Chat with your videos using natural language. This application combines semantic search over video transcripts in LanceDB with agent-powered question answering. The UI also displays the relevant video frames inline with the conversation. This demonstrates Lance's Blob API's ability to load subsets of large blobs without materializing the full blob into memory.
The dataset used is the "PostgreSQL vs. the World Seminar Series" from the CMU database group on YouTube. The YouTube videos and their transcripts are stored and indexed in LanceDB to be retrieved by the agent layer during question-answering. In the future, more videos on similar topics can be added to enrich the database.
User Query: "explain B+ tree insertion"
│
▼
┌───────────────────────┐
│ Query Rewriter │
│ (PydanticAI Agent) │
└───────────────────────┘
│
▼
┌───────────────────────┐
│ Hybrid Search │
│ 0.8 vector + 0.2 FTS│
└───────────────────────┘
│
▼
┌───────────────────────┐
│ Context Ranker │
│ (PydanticAI Agent) │
└───────────────────────┘
│
▼
Answer + Top 2 video snippets
│
┌───────────┴───────────┐
▼ ▼
┌───────────────┐ ┌───────────────────────┐
│ Chat UI shows │ │ Video players seek to │
│ AI response │ │ exact timestamps │
└───────────────┘ └───────────────────────┘
For lecture videos (mostly talking heads), the transcript contains the semantic content. Video frames are streamed on-demand using Lance's blob API with HTTP Range requests, so even 100MB+ videos never load fully into memory.
The frontend is a Next.js chat interface where users ask questions about their indexed videos. When a user sends a message, the system uses PydanticAI agents to rewrite the query for optimal search, retrieves relevant transcript chunks via hybrid search, and generates a natural language answer with references to specific video moments.
Each answer displays up to two video snippets inline. The HTML5 video players automatically seek to the relevant timestamp and pause at the end of the snippet, allowing users to watch exactly the portion of the video that answers their question.

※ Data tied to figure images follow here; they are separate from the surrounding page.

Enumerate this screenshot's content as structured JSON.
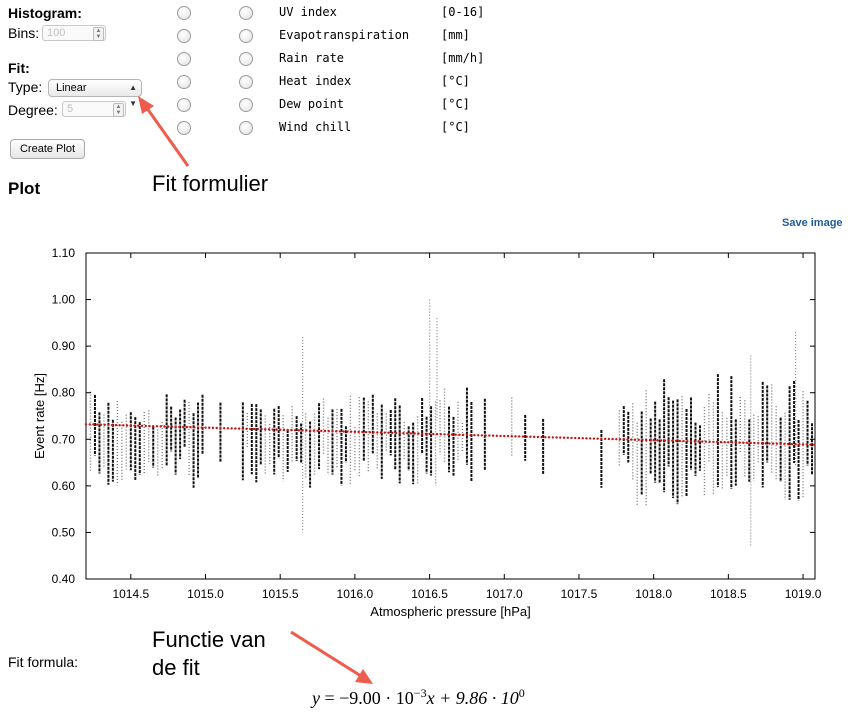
{
  "form": {
    "histogram_heading": "Histogram:",
    "bins_label": "Bins:",
    "bins_value": "100",
    "fit_heading": "Fit:",
    "type_label": "Type:",
    "type_value": "Linear",
    "degree_label": "Degree:",
    "degree_value": "5",
    "create_button": "Create Plot"
  },
  "variables": [
    {
      "name": "UV index",
      "unit": "[0-16]"
    },
    {
      "name": "Evapotranspiration",
      "unit": "[mm]"
    },
    {
      "name": "Rain rate",
      "unit": "[mm/h]"
    },
    {
      "name": "Heat index",
      "unit": "[°C]"
    },
    {
      "name": "Dew point",
      "unit": "[°C]"
    },
    {
      "name": "Wind chill",
      "unit": "[°C]"
    }
  ],
  "plot_heading": "Plot",
  "save_image": "Save image",
  "annotations": {
    "fit_form": "Fit formulier",
    "fit_function_line1": "Functie van",
    "fit_function_line2": "de fit"
  },
  "fit_formula_label": "Fit formula:",
  "fit_formula": {
    "lhs": "y",
    "eq": " = −9.00 · 10",
    "exp1": "−3",
    "mid": "x + 9.86 · 10",
    "exp2": "0"
  },
  "colors": {
    "accent": "#1f5a9e",
    "fit_points": "#cc1111",
    "arrow": "#ef5b4c"
  },
  "chart_data": {
    "type": "scatter",
    "xlabel": "Atmospheric pressure [hPa]",
    "ylabel": "Event rate [Hz]",
    "xlim": [
      1014.2,
      1019.08
    ],
    "ylim": [
      0.4,
      1.1
    ],
    "xticks": [
      1014.5,
      1015.0,
      1015.5,
      1016.0,
      1016.5,
      1017.0,
      1017.5,
      1018.0,
      1018.5,
      1019.0
    ],
    "xtick_labels": [
      "1014.5",
      "1015.0",
      "1015.5",
      "1016.0",
      "1016.5",
      "1017.0",
      "1017.5",
      "1018.0",
      "1018.5",
      "1019.0"
    ],
    "yticks": [
      0.4,
      0.5,
      0.6,
      0.7,
      0.8,
      0.9,
      1.0,
      1.1
    ],
    "ytick_labels": [
      "0.40",
      "0.50",
      "0.60",
      "0.70",
      "0.80",
      "0.90",
      "1.00",
      "1.10"
    ],
    "grid": false,
    "legend": "none",
    "series": [
      {
        "values_note": "event rate measurements, roughly 0.47–1.00 Hz spread around 0.70"
      },
      {
        "fit": {
          "slope": -0.009,
          "intercept": 9.86
        }
      }
    ]
  }
}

Start the backend API server (connects to remote LanceDB Enterprise by default):
uv run scripts/start_server.pyTo use a local LanceDB instead:
uv run scripts/start_server.py --localIn a separate terminal, start the frontend:
cd frontend
npm install
npm run devOpen http://localhost:3000 to use the chat interface.
Video files can be large (100MB+), but the application never loads an entire video into memory. This is achieved through Lance's blob encoding, which enables random access reads directly from S3 or disk.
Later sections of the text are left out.